Super time for ASIC to probe ‘greenwashing’
The regulator’s case against the Mercer Super group becomes highly relevant if big super funds are directed into ‘green’ investments.
Don Russell, the chairman of the biggest super fund in the country, AustralianSuper, has suggested the plan to double the tax on large amounts in super is a chance to “tidy up” the system.
As the government leans on big super funds to invest in new areas such as climate transition, a landmark probe by the consumer regulator into “greenwashing” could offer a second opportunity to tidy things up.
For some conservative investors, big funds making non-financial decisions with their money may be unwelcome, but if that money goes into investments that are merely pretending to be green – or socially aware – that’s much worse.
Inside the super system the stakes are raised since every working Australian must -- by law -- hand over more than one dollar in 10 to compulsory super under the Superannuation Guarantee Charge. The SGC moves up to 11 per cent on July 1.
ASIC’s ambitious move to bring the Mercer Superannuation group to court over alleged misleading statements about the sustainable nature and characteristics of some of its superannuation investment options’ is clearly focused on investments classified as ‘ESG’ (Environmental Social and Governance) that allegedly do no make the grade.
Usefully, ASIC actually spelled out the names of the listed companies that were held in Mercer’s Sustainable Plus opinion.

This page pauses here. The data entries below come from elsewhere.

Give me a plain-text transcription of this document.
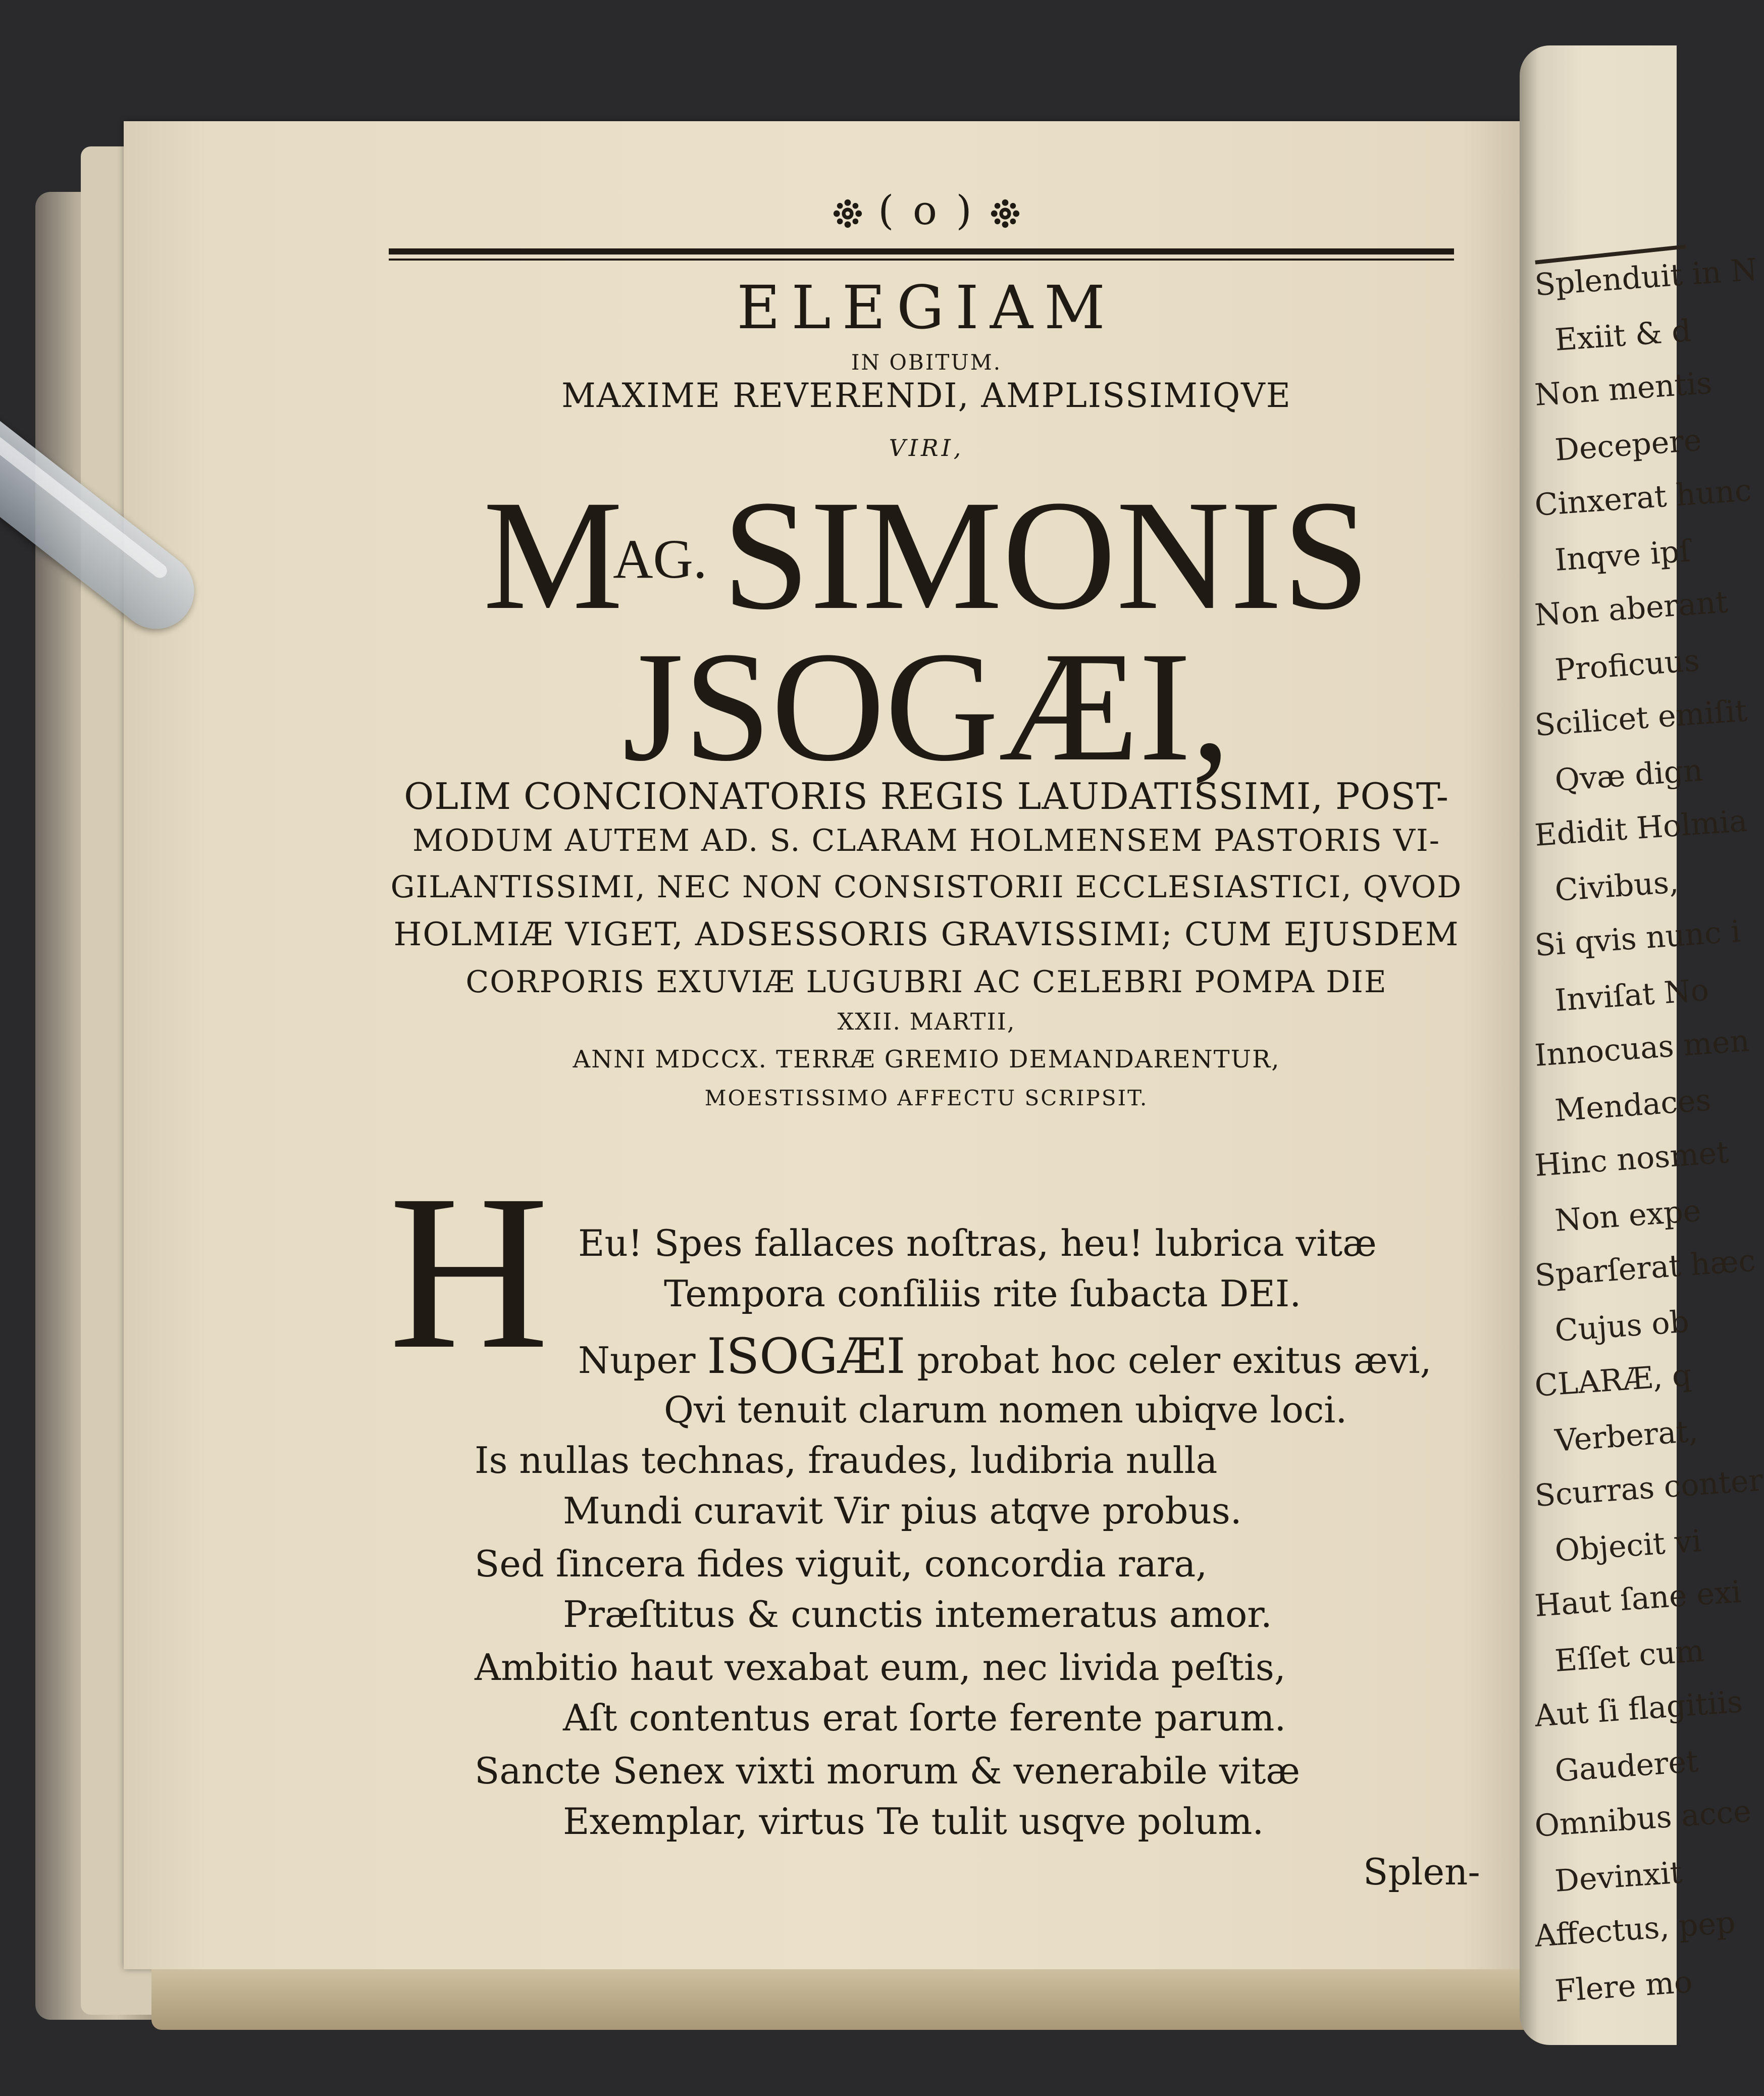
Splenduit in N
Exiit & d
Non mentis
Decepere
Cinxerat hunc
Inqve ipſ
Non aberant
Proficuus
Scilicet emiſit
Qvæ dign
Edidit Holmia
Civibus,
Si qvis nunc i
Inviſat No
Innocuas men
Mendaces
Hinc nosmet
Non expe
Sparſerat hæc
Cujus ob
CLARÆ, q
Verberat,
Scurras conter
Objecit vi
Haut ſane exi
Eſſet cum
Aut ſi flagitiis
Gauderet
Omnibus acce
Devinxit
Affectus, pep
Flere mo
( o )
ELEGIAM
IN OBITUM.
MAXIME REVERENDI, AMPLISSIMIQVE
VIRI,
MAG.SIMONIS
JSOGÆI,
OLIM CONCIONATORIS REGIS LAUDATISSIMI, POST-
MODUM AUTEM AD. S. CLARAM HOLMENSEM PASTORIS VI-
GILANTISSIMI, NEC NON CONSISTORII ECCLESIASTICI, QVOD
HOLMIÆ VIGET, ADSESSORIS GRAVISSIMI; CUM EJUSDEM
CORPORIS EXUVIÆ LUGUBRI AC CELEBRI POMPA DIE
XXII. MARTII,
ANNI MDCCX. TERRÆ GREMIO DEMANDARENTUR,
MOESTISSIMO AFFECTU SCRIPSIT.
H Eu! Spes fallaces noſtras, heu! lubrica vitæ
Tempora conſiliis rite ſubacta DEI.
Nuper ISOGÆI probat hoc celer exitus ævi,
Qvi tenuit clarum nomen ubiqve loci.
Is nullas technas, fraudes, ludibria nulla
Mundi curavit Vir pius atqve probus.
Sed ſincera fides viguit, concordia rara,
Præſtitus & cunctis intemeratus amor.
Ambitio haut vexabat eum, nec livida peſtis,
Aſt contentus erat ſorte ferente parum.
Sancte Senex vixti morum & venerabile vitæ
Exemplar, virtus Te tulit usqve polum.
Splen-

They include some companies most unlikely to be in any “green fund” such as multinational commodities house Glencore and ASX-listed Whitehaven Coal.
The Australian market leaders in the ESG space – such as Australian Ethical – have been calling for tightening standards on all ESG related products to stamp out greenwashing.
But the very notion of ESG itself is now facing pressure, especially in the US.
The American debate is evolving quickly with the world’s biggest investment manager – and leading EGG advocate – BlackRock recently facing $US4bn ($5.9bn) in withdrawals from conservative groups.
Investors against ESG suggest that the sole purpose of retirement funds should be to create income for investors, they classify anything beyond that space such as nation building, energy transition or social housing as beyond the frame.
The Wall Street Journal reports this week that a “dozen states considered anti-ESG legislation last year and at least 16 are doing so this year.”
In taking on Mercer, ASIC has chosen a high profile, respected target at the core of the investment industry which is widely influential.
But there have been plenty of related incidents put on the record in recent times. Again, they include some very big names including an infringement notice against index-fund empire, Vanguard.
The importance of the Mercer case is clear from ASIC’s statement that it is the first time since the Hayne Royal commission it has used its enhanced powers to take an action of this nature. The regulator also says “greenwashing” is one of its 2023 enforcement priorities.
How bad is the problem? Research from the Responsible Investing Association suggests that 90 per cent of the Australian investment market participants claim to be “responsible” but then further research shows only 40 per cent are engaged in so-called “leading practice”.
In a useful publicity stunt to show how easy it can be to mislead investors the UK research group Behavioural Insights created fake advertising for fake “green” companies in 2022 – the survey found the majority of consumers who viewed the adverts were fooled by the claims.
Better ESG outcomes are highly desirable and investors -- especially big super funds such as Australian Super -- should be well informed on authentic ESG investments under a credible standards system. We are nowhere near that point yet.
In December last year Chalmers spelled out how the regulatory agencies should be clamping down on greenwashing and bringing the local market up to international standards.
Then earlier this year he unveiled a grander plan to get big super funds to seek a “double dividend” of investing for returns and social outcomes.
Certainly, the outcome of the ASIC case – especially any illustration it gives of the scale and scope of “greenwashing” in and around domestic superannuation funds – will directly influence the Treasurer‘s wider effort to direct super funds beyond strictly financial targets.